You are viewing a plain text version of this content. The canonical link for it is here.
Posted to users@kafka.apache.org by Alex Buchanan <bu...@gmail.com> on 2015/10/31 05:24:30 UTC

Topic per entity

Hey Kafka community.

I'm researching possible architecture for a distributed data processing
system. In this system, there's a close relationship between a specific
dataset and the processing code. The user might upload a few datasets and
write code to run analysis on that data. In other words, frequently the
analysis code pulls data from a specific entity.

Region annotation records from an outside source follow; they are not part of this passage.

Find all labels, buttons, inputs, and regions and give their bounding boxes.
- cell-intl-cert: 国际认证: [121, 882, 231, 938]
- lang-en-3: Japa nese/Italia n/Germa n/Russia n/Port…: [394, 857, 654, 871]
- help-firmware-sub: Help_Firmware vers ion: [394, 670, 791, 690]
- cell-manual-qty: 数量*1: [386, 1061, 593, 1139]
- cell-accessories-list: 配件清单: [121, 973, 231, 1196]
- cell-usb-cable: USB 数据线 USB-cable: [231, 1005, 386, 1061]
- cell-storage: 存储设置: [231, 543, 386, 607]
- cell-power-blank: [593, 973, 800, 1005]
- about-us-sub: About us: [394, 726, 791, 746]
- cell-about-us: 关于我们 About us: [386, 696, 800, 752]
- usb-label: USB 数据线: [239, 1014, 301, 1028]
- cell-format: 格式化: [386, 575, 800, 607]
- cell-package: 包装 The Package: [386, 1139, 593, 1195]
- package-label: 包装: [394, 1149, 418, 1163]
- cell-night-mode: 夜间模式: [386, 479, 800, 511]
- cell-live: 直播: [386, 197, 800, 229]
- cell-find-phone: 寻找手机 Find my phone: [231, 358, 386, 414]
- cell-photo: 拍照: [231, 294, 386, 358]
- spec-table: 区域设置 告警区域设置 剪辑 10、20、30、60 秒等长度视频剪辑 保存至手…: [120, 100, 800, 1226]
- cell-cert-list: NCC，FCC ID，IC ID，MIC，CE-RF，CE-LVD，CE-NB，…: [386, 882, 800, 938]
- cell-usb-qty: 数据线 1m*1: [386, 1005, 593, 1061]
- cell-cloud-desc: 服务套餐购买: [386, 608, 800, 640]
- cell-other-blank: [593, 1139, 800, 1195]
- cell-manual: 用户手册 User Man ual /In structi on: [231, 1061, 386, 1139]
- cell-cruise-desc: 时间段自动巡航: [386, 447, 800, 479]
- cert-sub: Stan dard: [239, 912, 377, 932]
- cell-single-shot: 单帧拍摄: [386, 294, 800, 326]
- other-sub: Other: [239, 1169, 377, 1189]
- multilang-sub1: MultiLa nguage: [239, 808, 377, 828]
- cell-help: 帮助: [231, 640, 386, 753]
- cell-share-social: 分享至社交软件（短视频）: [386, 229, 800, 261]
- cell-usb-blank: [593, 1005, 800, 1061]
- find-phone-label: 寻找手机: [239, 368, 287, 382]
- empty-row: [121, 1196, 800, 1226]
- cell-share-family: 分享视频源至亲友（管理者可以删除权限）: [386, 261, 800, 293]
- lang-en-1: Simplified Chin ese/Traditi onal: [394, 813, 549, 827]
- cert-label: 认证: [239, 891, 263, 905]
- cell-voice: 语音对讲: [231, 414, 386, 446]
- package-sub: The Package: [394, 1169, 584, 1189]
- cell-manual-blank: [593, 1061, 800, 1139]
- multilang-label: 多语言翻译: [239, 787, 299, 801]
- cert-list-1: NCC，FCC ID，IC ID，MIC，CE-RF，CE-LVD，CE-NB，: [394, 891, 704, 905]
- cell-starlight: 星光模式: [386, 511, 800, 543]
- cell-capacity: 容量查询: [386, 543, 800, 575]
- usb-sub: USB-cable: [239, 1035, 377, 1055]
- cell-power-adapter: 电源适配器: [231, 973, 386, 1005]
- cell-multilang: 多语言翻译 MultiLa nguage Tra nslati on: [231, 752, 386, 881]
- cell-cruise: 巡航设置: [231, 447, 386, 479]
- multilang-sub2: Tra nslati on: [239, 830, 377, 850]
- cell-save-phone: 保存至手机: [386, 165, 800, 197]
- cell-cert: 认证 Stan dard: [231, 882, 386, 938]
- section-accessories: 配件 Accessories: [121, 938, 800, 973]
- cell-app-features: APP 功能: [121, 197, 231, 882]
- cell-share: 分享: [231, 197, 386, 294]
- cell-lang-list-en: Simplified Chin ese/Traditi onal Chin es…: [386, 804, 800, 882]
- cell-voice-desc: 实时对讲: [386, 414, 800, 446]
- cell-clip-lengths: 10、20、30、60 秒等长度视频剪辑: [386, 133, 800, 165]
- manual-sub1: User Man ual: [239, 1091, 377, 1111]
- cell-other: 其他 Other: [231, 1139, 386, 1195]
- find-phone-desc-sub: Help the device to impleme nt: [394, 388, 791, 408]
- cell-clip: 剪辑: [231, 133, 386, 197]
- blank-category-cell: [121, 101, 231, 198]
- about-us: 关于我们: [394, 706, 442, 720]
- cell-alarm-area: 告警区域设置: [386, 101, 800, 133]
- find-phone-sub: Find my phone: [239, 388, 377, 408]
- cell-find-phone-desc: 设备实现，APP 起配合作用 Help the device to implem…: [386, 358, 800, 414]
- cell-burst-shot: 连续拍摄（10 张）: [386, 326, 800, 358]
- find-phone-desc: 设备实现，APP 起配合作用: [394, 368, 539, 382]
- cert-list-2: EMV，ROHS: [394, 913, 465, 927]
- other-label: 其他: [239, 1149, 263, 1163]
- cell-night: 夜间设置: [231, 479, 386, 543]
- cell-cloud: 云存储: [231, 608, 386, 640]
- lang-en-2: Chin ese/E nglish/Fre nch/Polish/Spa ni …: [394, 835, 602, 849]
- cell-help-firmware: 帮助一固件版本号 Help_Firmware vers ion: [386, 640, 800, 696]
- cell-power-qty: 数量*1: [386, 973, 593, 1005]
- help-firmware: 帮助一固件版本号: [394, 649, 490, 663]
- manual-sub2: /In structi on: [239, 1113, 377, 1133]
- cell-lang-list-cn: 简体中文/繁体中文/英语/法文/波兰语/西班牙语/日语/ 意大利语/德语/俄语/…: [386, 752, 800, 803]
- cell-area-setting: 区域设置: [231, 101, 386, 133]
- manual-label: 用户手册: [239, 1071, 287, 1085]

Kafka is attractive for lots of reasons:
- I'll need messaging anyway
- I want a model for immutability of data (mutable state and potential job
failure don't mix)
- cross-language clients
- the change stream concept could have some nice uses (such as updating
visualizations without rebuilding)
- Samza's model of state management is a simple way to think of external
data without worrying too-much about network-based RPC
- as a source of truth data store, it's really simple. No mutability,
complex queries, etc. Just a log. To me, that helps prevent abuse and
mistakes.
- it fits well with the concept of pipes, frequently found in data analysis

But most of the Kafka examples are about processing a large stream of a
specific _type_, not so much about processing specific entities. And I
understand there are limits to topics (file/node limits on the filesystem
and in zookeeper) and it's discouraged to model topics based on
characteristics of data. In this system, it feels more natural to have a
topic per entity so the processing code can connect directly to the data it
wants.

So I need a little guidance from smart people. Am I lost in the rabbit
hole? Maybe I'm trying to force Kafka into this territory it's not suited
for. Have I been reading too many (awesome) articles about the role of the
log and streaming in distributed computing? Or am I on the right track and
I just need to put in some work to jump the hurdles (such as topic storage
and coordination)?

It sounds like Cassandra might be another good option, but I don't know
much about it yet.

Thanks guys!